Doctors aren't all the same. Some are good at listening. Some are sympathetic and understanding. Why not start by discussing a couple of your less private issues with your GP and see how s/he responds? Bear in mind that medication isn't always appropriate, and that anyway different medicines suit different individuals so sometimes it's a case of suck it and see. If you don't think that doctor's listening, you can either find another GP or ask for a second opinion. You could even consider making an appointment to see a private GP if you like. It can help to make a list of the symptoms you're discussing so you're able to state them clearly to the doctor. Once you've got a couple of things cleared up, you can decide how much more to ask about at a subsequent appointment.

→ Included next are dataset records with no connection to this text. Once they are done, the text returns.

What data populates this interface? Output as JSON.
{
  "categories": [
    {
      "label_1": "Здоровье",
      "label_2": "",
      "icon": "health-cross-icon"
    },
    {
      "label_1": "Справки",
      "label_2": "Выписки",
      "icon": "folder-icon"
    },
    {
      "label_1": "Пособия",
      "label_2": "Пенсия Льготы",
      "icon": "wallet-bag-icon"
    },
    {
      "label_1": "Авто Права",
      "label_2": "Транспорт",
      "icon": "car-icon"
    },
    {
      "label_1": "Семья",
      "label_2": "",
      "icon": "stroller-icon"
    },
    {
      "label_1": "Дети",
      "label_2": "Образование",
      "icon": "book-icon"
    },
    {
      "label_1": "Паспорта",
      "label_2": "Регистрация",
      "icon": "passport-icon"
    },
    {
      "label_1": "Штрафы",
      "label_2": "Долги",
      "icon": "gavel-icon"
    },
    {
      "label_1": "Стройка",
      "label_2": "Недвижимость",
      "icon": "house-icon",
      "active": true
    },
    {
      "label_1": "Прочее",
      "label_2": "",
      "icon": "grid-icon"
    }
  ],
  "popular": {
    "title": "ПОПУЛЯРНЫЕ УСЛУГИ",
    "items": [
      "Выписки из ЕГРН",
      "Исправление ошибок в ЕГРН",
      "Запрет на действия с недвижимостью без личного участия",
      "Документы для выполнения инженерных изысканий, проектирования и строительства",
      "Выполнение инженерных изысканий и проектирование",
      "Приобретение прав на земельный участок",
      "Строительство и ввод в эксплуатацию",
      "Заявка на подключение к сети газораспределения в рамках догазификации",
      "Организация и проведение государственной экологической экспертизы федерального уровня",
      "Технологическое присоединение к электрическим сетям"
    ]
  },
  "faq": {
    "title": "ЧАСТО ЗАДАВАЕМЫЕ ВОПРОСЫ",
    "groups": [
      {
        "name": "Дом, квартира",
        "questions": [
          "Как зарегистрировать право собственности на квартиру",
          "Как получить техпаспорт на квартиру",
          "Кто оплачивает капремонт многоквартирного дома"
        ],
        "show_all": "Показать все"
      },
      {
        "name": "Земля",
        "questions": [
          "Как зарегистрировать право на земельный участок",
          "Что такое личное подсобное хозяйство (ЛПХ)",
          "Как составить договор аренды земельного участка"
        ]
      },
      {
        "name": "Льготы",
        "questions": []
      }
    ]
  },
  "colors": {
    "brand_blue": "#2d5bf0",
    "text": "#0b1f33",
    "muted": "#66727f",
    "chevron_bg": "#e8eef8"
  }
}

What you choose to tell friends and family is up to you. At some point they'll have been ill so they should know what it's like. If your problems are sexual, you don't have to announce that to all and sundry, though at least telling your partner (if any) is essential so the partner doesn't feel unloved. You could say to others that you have a bit of a problem with your waterworks, for example, or pass it off as a problem with your innards, which is suitably vague. If they want to know more than you're ready to tell them, just say, "I'd rather not talk about it, if you don't mind, but I am dealing with it." And then just change the subject.
Just as if you had a problem with plumbing or your PC that you couldn't fix, it makes sense to seek trained help. It's good problem-solving, and so is going to the doctor! Besides, doctors have seen everything about the human body so you don't need to be embarrassed or ashamed. Good luck, Mark, and take action!